The pigs were randomly assigned to six dietary treatments composed of two energy systems (ME and NE) and three energy levels (LE, recommended energy [C], and HE). The ME and NE diets were formulated by calculated ME and NE values of National Research Council (NRC) [14], respectively. The low-energy and high-energy level diets were formulated to have the same difference in energy content compared to the control diet (C, 3.30 Mcal/kg ME or 2.43 Mcal/kg NE) in each energy system. Six experimental diets were formulated according to the energy and nutritive values of ingredients, as described by NRC [14], and all nutrients were included in all diets to meet or exceed the NRC [14] estimates of requirements (Table 1). The concentrations of standardized ileal digestible amino acids, including lysine, methionine + cysteine, threonine, and tryptophan, were adjusted according to the energy levels of each experimental diet. This adjustment aimed to maintain consistency with the energy-to-protein ratio of the control diet. No antibiotic growth promoters were used, and all diets were provided in meal form.

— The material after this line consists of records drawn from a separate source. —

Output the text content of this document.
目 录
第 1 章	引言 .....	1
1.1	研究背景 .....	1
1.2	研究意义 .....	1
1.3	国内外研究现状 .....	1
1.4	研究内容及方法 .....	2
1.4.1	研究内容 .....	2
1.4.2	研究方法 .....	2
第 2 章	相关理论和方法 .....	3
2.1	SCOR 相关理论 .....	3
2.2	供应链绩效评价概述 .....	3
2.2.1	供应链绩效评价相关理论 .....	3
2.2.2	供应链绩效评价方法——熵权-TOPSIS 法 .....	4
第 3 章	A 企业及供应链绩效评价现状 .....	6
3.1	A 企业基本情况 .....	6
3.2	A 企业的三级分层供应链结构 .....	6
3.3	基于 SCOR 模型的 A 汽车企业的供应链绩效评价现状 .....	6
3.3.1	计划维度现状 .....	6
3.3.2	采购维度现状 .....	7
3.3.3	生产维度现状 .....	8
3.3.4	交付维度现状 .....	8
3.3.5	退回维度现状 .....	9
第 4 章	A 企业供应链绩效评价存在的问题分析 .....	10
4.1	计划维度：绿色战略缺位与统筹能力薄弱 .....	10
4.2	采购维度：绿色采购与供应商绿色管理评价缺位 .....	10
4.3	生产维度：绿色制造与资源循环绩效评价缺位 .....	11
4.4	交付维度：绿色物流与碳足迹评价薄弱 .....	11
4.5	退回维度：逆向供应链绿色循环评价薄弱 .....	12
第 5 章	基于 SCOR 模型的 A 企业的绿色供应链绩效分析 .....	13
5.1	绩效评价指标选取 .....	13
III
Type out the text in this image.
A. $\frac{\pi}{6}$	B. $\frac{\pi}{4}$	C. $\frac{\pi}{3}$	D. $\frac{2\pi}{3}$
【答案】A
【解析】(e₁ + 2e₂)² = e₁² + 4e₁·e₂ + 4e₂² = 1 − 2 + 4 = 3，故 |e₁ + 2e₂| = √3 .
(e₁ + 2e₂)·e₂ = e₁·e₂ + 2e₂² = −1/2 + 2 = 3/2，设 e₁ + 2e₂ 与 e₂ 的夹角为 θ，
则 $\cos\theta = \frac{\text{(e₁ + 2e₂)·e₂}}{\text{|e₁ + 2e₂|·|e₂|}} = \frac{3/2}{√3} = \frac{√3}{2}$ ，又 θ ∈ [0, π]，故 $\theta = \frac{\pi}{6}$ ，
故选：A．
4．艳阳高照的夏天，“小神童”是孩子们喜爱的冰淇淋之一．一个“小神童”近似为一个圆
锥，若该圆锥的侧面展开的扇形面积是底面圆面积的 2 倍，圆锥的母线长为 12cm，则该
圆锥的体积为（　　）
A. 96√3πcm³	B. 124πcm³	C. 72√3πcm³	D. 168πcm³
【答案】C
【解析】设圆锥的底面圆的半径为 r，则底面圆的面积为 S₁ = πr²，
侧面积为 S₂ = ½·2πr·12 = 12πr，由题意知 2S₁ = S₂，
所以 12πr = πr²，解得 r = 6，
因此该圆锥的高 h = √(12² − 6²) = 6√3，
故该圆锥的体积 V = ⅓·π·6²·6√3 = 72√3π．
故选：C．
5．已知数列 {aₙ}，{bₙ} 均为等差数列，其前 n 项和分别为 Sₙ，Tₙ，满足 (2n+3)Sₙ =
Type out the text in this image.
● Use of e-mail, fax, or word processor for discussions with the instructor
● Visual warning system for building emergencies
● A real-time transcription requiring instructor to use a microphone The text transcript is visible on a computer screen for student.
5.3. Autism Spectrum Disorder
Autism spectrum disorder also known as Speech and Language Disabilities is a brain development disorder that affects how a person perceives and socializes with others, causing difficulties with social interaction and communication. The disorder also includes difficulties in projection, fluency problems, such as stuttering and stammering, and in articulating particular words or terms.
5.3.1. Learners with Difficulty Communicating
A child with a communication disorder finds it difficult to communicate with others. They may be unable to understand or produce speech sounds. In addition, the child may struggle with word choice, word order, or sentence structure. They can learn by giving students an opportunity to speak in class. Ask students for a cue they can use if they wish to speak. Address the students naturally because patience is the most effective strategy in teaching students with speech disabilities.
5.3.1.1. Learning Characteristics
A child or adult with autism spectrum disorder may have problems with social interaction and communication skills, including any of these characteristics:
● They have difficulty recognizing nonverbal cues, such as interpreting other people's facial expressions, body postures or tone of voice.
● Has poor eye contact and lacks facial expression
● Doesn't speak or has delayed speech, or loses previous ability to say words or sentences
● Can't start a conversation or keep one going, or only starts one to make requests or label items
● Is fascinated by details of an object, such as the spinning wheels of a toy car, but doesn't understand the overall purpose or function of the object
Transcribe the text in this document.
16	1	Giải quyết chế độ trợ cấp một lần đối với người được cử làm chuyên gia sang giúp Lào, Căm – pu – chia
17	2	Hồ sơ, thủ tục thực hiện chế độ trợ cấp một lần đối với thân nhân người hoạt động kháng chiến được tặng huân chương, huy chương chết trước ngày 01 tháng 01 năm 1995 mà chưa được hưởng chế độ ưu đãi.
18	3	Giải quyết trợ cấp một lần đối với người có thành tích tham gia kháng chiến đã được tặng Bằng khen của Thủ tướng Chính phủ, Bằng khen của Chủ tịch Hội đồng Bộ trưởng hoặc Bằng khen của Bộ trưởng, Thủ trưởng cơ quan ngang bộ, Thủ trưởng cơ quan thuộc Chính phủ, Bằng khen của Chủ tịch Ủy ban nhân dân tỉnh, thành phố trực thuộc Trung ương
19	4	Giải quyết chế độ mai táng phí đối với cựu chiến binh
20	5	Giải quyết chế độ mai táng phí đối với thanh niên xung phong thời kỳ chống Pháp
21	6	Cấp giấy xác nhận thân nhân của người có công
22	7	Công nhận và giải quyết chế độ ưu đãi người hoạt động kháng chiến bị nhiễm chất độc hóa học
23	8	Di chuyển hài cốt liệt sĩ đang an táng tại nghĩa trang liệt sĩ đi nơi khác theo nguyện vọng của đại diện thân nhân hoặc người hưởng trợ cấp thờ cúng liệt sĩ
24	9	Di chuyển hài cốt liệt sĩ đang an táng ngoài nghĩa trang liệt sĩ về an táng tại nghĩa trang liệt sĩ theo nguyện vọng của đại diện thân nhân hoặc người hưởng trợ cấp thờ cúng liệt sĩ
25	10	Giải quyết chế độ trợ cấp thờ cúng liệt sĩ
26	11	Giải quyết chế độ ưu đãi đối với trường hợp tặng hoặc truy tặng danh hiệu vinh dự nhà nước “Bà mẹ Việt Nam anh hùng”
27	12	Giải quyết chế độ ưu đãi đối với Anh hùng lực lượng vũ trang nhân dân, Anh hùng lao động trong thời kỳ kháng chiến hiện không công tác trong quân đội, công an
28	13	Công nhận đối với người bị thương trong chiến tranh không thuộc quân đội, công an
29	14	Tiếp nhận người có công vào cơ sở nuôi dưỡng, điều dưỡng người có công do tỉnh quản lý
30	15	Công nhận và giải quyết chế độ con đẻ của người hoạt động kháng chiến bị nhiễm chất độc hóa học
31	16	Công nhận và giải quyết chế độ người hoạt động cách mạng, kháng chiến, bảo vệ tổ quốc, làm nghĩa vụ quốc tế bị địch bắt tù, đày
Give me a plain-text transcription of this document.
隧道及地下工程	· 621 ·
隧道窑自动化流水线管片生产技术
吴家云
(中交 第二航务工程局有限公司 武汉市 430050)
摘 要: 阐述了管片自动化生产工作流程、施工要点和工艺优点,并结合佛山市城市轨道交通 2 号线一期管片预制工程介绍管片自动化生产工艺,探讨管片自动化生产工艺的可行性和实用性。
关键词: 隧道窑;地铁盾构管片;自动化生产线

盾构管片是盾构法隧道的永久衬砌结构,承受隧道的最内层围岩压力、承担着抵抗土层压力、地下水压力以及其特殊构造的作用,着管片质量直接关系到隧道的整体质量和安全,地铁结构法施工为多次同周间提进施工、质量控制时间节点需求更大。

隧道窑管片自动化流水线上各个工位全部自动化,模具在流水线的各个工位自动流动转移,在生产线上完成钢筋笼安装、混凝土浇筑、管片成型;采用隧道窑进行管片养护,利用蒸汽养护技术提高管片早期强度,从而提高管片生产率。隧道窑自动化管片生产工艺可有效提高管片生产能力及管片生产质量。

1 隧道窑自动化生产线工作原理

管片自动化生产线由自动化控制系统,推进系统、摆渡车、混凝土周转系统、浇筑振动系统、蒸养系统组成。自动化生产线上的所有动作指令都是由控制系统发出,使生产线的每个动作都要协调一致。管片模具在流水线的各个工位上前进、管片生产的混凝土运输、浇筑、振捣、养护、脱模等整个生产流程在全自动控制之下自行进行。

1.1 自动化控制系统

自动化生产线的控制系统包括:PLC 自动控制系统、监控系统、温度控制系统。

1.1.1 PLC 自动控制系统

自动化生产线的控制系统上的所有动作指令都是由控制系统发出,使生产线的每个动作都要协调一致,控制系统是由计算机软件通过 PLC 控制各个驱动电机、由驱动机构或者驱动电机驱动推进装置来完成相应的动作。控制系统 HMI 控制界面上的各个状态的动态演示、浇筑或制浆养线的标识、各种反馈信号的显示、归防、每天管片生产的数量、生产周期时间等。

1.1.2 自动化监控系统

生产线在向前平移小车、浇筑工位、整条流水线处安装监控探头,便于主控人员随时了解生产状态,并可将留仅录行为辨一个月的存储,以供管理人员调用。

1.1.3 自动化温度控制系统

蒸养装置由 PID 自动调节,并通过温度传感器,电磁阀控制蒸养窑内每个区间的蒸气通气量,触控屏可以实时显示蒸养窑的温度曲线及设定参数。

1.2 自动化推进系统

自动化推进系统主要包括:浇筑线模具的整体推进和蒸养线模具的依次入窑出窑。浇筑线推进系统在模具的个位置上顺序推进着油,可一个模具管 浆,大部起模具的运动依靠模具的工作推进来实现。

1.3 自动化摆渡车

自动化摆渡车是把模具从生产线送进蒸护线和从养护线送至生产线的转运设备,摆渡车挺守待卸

Table 1. Ingredients and compositions of the experimental diets (as-fed basis)
Variable ME NE
LE C HE LE C HE
Ingredient (%)
 Corn 38.44 42.11 46.75 30.83 33.15 37.00
 Soybean meal (44%) 20.10 22.00 23.73 20.10 22.00 22.35
 Corn DDGS 9.90 6.59 3.00 15.00 10.00 6.19
 Wheat (hard red) 19.70 18.23 15.40 19.00 19.00 19.00
 Molasses (sugar beets) 8.37 5.00 2.30 10.00 8.00 5.00
 Soybean oil 0.19 2.68 5.26 1.86 4.51 6.89
 Limestone 1.09 1.06 1.03 1.11 1.06 1.04
 Mono-calcium phosphate 0.79 0.86 0.95 0.70 0.81 0.91
 Salt 0.50 0.50 0.50 0.50 0.50 0.50
 Vitamin-mineral premix1) 0.50 0.50 0.50 0.50 0.50 0.50
 Lysine-HCl 0.34 0.36 0.39 0.34 0.36 0.42
 DL-Methionine 0.03 0.04 0.08 0.02 0.04 0.08
 L-Threonine 0.05 0.07 0.10 0.04 0.07 0.11
 L-Tryptophan NA NA 0.01 NA NA 0.01
 Total 100.00 100.00 100.00 100.00 100.00 100.00
Calculated composition
 Dry matter (%) 84.75 85.52 86.18 84.78 85.33 86.00
 Gross energy (Mcal/kg) 3.91 4.04 4.17 4.05 4.15 4.26
 Digestible energy (Mcal/kg) 3.28 3.43. 3.58 3.32 3.47 3.60
 Metabolizable energy (Mcal/kg) 3.15 3.30 3.45 3.19 3.33 3.47
 Net energy (Mcal/kg) 2.32 2.43 2.54 2.32 2.43 2.54
 Crude protein (%) 18.81 18.52 18.06 19.66 19.14 18.37
 Ether extract (%) 2.50 4.97 7.53 4.07 6.62 8.98
 Crude fiber (%) 3.21 3.16 3.07 3.35 3.22 3.08
 SID amino acids (%)
  Lysine 0.94 0.98 1.03 0.94 0.98 1.03
  Methionine 0.28 0.28 0.32 0.27 0.29 0.32
  Methionine + cysteine 0.55 0.55 0.58 0.55 0.56 0.58
  Threonine 0.57 0.59 0.62 0.57 0.60 0.63
  Tryptophan 0.17 0.17 0.19 0.17 0.18 0.18
 Calcium (%) 0.67 0.66 0.66 0.66 0.66 0.66
 Phosphorus (%) 0.56 0.56 0.56 0.56 0.56 0.56
Analyzed composition (%)
 Crude protein 18.3 18.2 18.7 17.8 18.0 18.7
 Ash 5.1 5.1 5.3 5.2 5.5 4.6
 Ether extract 4.8 5.3 5.7 4.7 5.5 5.9
 Acid-hydrolyzed ether extract 6.2 6.8 7.8 6.1 6.9 7.8
 Acid detergent fiber 5.5 5.8 5.5 5.6 5.8 5.7

1) Provided per kilogram of diet: vitamin A, 10,000 IU; vitamin D3, 2,000 IU; vitamin E, 48 IU; vitamin K3, 1.5 mg; riboflavin, 6 mg; niacin, 40 mg; D-pantothenic acid, 17 mg; biotin, 0.2 mg; folic acid, 2 mg; choline, 166 mg; vitamin B6, 2 mg; and vitamin B12, 28 μg; Fe, 90 mg from iron sulfate; Cu, 15 mg from copper sulfate; Zn, 50 mg from zinc oxide; Mn, 54 mg from manganese oxide; I, 0.99 mg from potassium iodide; Se, 0.25 mg from sodium selenite.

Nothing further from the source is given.